Question

2 kg of ice at ${-20}^{\circ }C$ is mixed with 5 kg of water at ${20}^{\circ }C$ in an insulating vessel having a negligible heat capacity. Calculate the final mass of water in the vessel. It is given that the specific heats of water and ice are 1 $kcal$ ${kg}^{-1}$ ${}^{\circ }{C}^{-1}$ and 0.5 kcal ${kg}^{-1}$ ${}^{\circ }{C}^{-1}$ respectively and the latent heat of fusion of ice is 80 $kcal/kg$.

Answer 1

Given: 2 kg of ice at $-{20}^{\circ }C$ is mixed with 5 kg of water at ${20}^{\circ }C$ in an insulating vessel having a negligible heat capacity. It is given that the specific heats of water and ice are $1kcal/\left(k{g}^{\circ }C\right)$ and $0.5kcal/\left(k{g}^{\circ }C\right)$ respectively and the latent heat of fusion of ice is $80kcal/kg$.

To find the final mass of water in the vessel.

Solution:

As per the given criteria,

Mass of water, $m_w=5kg$

Mass of the ice, $m_i=2kg$

Temperature of ice, $T_i=-{20}^{\circ }C$

Temperature of water, $T_w={20}^{\circ }C$

Specific heat of ice, $s_i=0.5kcal/\left(k{g}^{\circ }C\right)$

Specific heat of water, $s_w=1kcal/\left(k{g}^{\circ }C\right)$

latent heat of fusion of ice is $L=80kcal/kg$.
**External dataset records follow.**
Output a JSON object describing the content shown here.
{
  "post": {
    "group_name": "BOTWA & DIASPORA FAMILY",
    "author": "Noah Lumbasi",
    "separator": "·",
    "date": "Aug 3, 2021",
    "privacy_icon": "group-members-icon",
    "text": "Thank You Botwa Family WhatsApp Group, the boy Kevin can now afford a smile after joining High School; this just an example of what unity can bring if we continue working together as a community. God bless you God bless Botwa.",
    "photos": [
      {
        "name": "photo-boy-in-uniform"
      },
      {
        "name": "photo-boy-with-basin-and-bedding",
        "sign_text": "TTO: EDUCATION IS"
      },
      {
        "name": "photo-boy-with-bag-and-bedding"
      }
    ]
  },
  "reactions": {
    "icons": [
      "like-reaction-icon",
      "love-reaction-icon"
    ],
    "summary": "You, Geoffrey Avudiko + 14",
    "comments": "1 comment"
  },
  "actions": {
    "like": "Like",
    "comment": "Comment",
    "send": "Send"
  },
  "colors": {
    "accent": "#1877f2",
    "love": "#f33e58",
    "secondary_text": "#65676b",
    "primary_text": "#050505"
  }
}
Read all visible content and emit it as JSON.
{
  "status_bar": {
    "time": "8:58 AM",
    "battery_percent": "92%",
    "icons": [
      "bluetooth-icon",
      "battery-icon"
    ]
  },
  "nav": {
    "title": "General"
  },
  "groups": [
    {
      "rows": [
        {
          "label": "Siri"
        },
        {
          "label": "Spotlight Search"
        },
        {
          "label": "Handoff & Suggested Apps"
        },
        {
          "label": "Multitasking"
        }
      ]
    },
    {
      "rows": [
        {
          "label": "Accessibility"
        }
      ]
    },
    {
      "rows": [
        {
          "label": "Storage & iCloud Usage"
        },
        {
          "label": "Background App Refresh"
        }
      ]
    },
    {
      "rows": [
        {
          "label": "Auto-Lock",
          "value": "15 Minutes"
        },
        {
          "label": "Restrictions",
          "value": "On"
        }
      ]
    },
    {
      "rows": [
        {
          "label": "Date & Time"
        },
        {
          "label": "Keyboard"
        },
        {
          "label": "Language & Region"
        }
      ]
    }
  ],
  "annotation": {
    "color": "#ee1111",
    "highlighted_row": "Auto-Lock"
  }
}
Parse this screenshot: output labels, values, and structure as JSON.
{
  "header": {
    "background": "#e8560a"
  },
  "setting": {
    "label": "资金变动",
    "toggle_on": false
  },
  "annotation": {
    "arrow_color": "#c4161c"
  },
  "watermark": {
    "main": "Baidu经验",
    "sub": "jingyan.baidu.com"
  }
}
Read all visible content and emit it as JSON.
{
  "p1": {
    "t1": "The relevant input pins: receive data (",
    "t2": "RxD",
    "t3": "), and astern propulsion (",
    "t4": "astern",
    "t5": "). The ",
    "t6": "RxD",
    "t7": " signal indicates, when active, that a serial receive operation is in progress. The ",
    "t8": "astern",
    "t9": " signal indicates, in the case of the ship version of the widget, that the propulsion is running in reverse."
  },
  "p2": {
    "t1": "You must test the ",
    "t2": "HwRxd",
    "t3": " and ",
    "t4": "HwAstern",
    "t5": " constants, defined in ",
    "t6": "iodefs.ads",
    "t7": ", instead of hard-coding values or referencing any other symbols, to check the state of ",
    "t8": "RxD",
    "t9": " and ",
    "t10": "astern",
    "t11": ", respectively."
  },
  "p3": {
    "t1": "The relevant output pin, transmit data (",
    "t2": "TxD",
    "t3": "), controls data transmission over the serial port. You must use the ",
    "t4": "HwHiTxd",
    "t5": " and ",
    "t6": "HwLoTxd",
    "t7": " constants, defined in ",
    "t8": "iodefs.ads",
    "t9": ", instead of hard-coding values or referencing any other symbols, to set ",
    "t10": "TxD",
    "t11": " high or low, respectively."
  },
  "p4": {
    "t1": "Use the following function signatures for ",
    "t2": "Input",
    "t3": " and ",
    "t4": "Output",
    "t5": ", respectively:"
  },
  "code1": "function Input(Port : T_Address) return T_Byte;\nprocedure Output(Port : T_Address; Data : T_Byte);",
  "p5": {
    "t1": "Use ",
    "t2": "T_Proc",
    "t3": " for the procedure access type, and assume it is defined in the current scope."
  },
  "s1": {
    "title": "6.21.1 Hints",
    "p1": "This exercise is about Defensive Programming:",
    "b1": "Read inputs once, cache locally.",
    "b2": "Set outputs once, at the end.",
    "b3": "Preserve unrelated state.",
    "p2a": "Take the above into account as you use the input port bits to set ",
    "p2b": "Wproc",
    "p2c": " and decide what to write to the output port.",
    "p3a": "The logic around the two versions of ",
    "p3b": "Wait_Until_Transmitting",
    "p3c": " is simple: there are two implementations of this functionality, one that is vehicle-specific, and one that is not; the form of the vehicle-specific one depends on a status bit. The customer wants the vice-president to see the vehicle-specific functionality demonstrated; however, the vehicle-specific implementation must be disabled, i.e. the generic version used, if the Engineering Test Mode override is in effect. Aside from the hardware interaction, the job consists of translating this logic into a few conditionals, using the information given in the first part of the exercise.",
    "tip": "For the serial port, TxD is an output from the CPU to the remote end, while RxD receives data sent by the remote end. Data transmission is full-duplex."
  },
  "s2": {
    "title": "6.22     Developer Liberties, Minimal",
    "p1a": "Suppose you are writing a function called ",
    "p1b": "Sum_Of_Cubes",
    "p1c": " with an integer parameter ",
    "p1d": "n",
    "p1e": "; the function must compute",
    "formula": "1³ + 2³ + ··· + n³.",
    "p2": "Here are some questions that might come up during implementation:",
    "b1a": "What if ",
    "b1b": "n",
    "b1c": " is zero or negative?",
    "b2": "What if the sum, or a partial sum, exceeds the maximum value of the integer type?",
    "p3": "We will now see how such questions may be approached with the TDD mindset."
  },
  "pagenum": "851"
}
Let $M$ be the final mass of the content

The amount of heat losed by water at 0 degreeis

$Q_w=m_w{s}_s\left(\Delta T\right)=5\times 1\times 20=100kcal$

the amount of heat gained by ice to go to 0 degree is

$Q_i=m_i{s}_i\left(\Delta T\right)=2\times 0.5\times 20=20kcal$

heat left for absorption is

$Q_w-Q_i=100-20=80kcal$

This is equal to latent heat, i.e.,

$mL=80⟹m=\frac{80}{L}=\frac{80}{80}=1kg$

This is the mass of water from the converted ice.

So the final mass of water in the vessel is , $M=m_w+m=5+1=6kg$